Sacramento, Calif. (April 19, 2004) -- The California Board of Accountancy is revising part of its Code of Regulations to address concerns about the disclosure to clients of outsourcing.

The CBA's Committee on Professional Conduct took up the issue last fall, after the state's legislature raised concerns about the security of client financial information being sent to third parties. As a result of its investigation, the board approved revising Sec. 54.1 of the code, which prohibits the disclosure of confidential client information without the client's consent.

The revisions require that clients must consent in writing to the outsourcing of their financial information and indicate that, when the CPA seeks the client's permission, it's clear the client knows the information may be sent to persons or entities outside of the country.

A spokesperson for the board said that it is in the process of drafting the language for the changes and plans to review the language at its May meeting. The changes are expected to take effect some time in 2005.

The CBA also updated the section of its Web site that advises consumers on selecting a CPA or a public accountant to address the issue. New additions to the section advise consumers to ask whether a CPA outsources any accounting or tax preparation services, and if so, to ask where and to whom the work is outsourced. It also advises consumers to get an engagement letter before any work is done that details the work to be performed and who will specifically perform the work - including whether, where and to whom the work is outsourced - as well as confirming that all private and personal information is secure, and specifying the cost of the services.

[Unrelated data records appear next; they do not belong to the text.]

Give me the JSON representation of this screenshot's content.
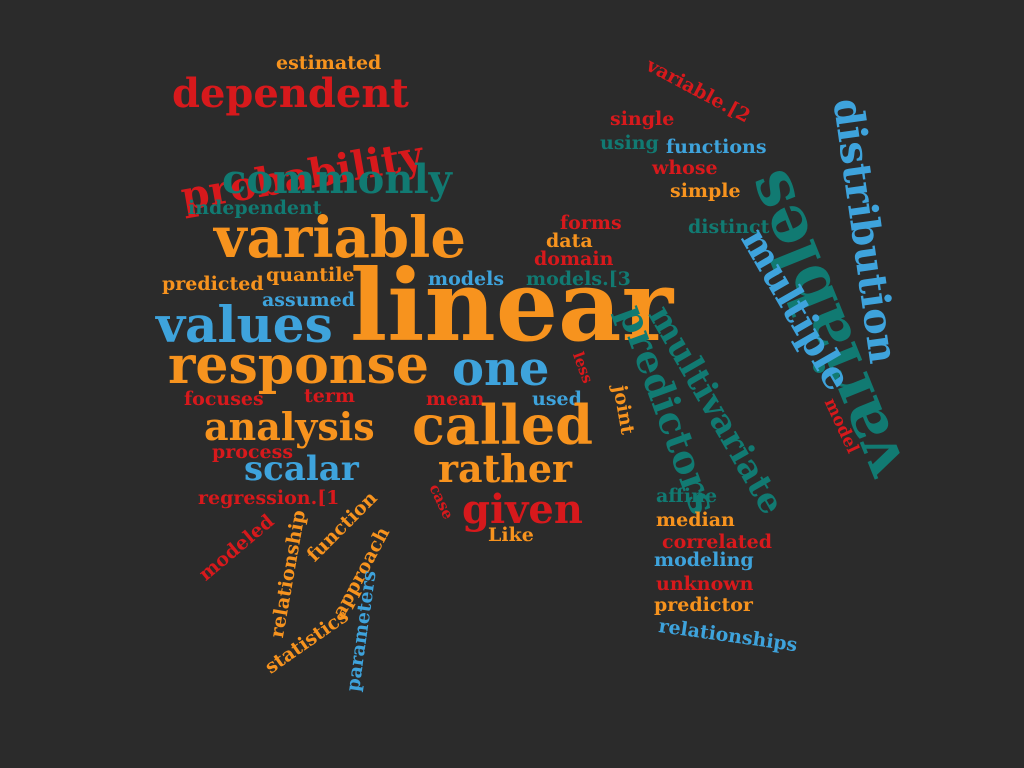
{
  "colors": {
    "background": "#2b2b2b",
    "orange": "#f7931e",
    "blue": "#3ea3dc",
    "red": "#d7191c",
    "teal": "#117a72"
  },
  "words": [
    "estimated",
    "dependent",
    "probability",
    "commonly",
    "independent",
    "variable",
    "predicted",
    "quantile",
    "assumed",
    "models",
    "models.[3",
    "values",
    "linear",
    "response",
    "one",
    "focuses",
    "term",
    "mean",
    "used",
    "analysis",
    "called",
    "process",
    "scalar",
    "rather",
    "regression.[1",
    "given",
    "Like",
    "case",
    "modeled",
    "relationship",
    "function",
    "approach",
    "statistics",
    "parameters",
    "variable.[2",
    "single",
    "using",
    "functions",
    "whose",
    "simple",
    "forms",
    "distinct",
    "data",
    "domain",
    "variables",
    "distribution",
    "multiple",
    "multivariate",
    "predictors",
    "joint",
    "less",
    "model",
    "affine",
    "median",
    "correlated",
    "modeling",
    "unknown",
    "predictor",
    "relationships"
  ]
}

At its meeting next month the board will also consider additional disclosure issues, including whether there should be further disclosures to the client, such as the name or location of the contractor providing the service, the purpose of the outsourced service, and the time frame during which the information could be held and otherwise used by the contractor. The board also cited as areas of concern the information technology techniques being used to protect confidential client information, and licensee record keeping and retention practices.